Earlier, President Dmitry Medvedev signed amendments to the federal budget for 2011 and the projected period of 2012-2013.

The amendments were drafted taking into account the results of the budget implementation in January-August 2011 and also on the basis of updated forecasts of socio-economic development of Russia and the expected results of budget implementation in 2011.

The amendments approve the key parameters of the budget for the current fiscal year, which increase the projected GDP, federal budget revenues and expenditures, lower the ceiling for the state internal and foreign debts, and envisage a deficit-free budget.

The amendments also increase budget appropriations for the fulfilment of public regulatory obligations in 2011, redistribute budget appropriations within the approved amount of expenditures, and specify contributions to the authorised capital of open joint stock companies.

At the same time, Russia will not avoid a budget deficit if oil prices continue to fall, the Finance Ministry said in a medium-term forecast presented by acting Finance Minister Anton Siluanov earlier.

The draft budget for 2012 is based on the average annual oil price of 100 U.S. dollars per barrel and GDP of 58.683 trillion roubles.

Indicators for 2013 are 97 U.S. dollars per barrel and 64.803 trillion roubles.
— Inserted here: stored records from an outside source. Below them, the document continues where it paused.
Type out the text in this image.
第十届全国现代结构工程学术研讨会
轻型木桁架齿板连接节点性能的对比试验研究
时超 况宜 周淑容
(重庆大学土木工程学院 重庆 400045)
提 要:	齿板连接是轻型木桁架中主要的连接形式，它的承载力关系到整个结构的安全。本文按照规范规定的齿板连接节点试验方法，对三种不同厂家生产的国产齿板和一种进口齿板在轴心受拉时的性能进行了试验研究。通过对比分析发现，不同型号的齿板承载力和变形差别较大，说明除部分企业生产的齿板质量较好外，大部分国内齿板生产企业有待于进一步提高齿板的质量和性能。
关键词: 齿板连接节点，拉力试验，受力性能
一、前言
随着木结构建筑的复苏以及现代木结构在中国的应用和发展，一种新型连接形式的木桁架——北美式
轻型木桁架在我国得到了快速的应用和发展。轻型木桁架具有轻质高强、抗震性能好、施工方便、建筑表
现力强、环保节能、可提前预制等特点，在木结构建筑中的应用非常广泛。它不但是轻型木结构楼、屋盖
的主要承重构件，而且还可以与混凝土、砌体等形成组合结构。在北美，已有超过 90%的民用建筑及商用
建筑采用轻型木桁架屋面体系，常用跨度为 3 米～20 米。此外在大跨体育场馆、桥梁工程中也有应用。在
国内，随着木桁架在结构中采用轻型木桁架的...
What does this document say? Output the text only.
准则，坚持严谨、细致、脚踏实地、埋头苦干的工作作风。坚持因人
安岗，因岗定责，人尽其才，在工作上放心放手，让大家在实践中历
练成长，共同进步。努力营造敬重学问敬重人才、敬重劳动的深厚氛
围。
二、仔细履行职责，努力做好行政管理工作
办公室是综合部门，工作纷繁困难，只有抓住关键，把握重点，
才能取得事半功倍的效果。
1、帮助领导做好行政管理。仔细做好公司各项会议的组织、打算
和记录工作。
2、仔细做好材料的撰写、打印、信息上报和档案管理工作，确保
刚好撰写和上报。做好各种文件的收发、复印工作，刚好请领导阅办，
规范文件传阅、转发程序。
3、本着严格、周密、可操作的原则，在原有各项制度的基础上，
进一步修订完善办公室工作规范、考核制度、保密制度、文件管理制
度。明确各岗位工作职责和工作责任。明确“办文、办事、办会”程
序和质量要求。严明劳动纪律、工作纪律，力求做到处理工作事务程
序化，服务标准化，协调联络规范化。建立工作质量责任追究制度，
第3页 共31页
The projected oil price for 2014 is 101 U.S. dollars per barrel, and GDP is 72.493 trillion roubles.

If the average annual price falls to 90 U.S. dollars per barrel, the budget deficit in Russia will be 2.5 percent of GDP, and about 5.4 percent of GDP is the oil price is 60 U.S. dollars per barrel.

“In this case we will not be able to direct money to the Reserve Fund and will have to use it,” the acting finance minister said, adding that this would make it hard to balance the budget.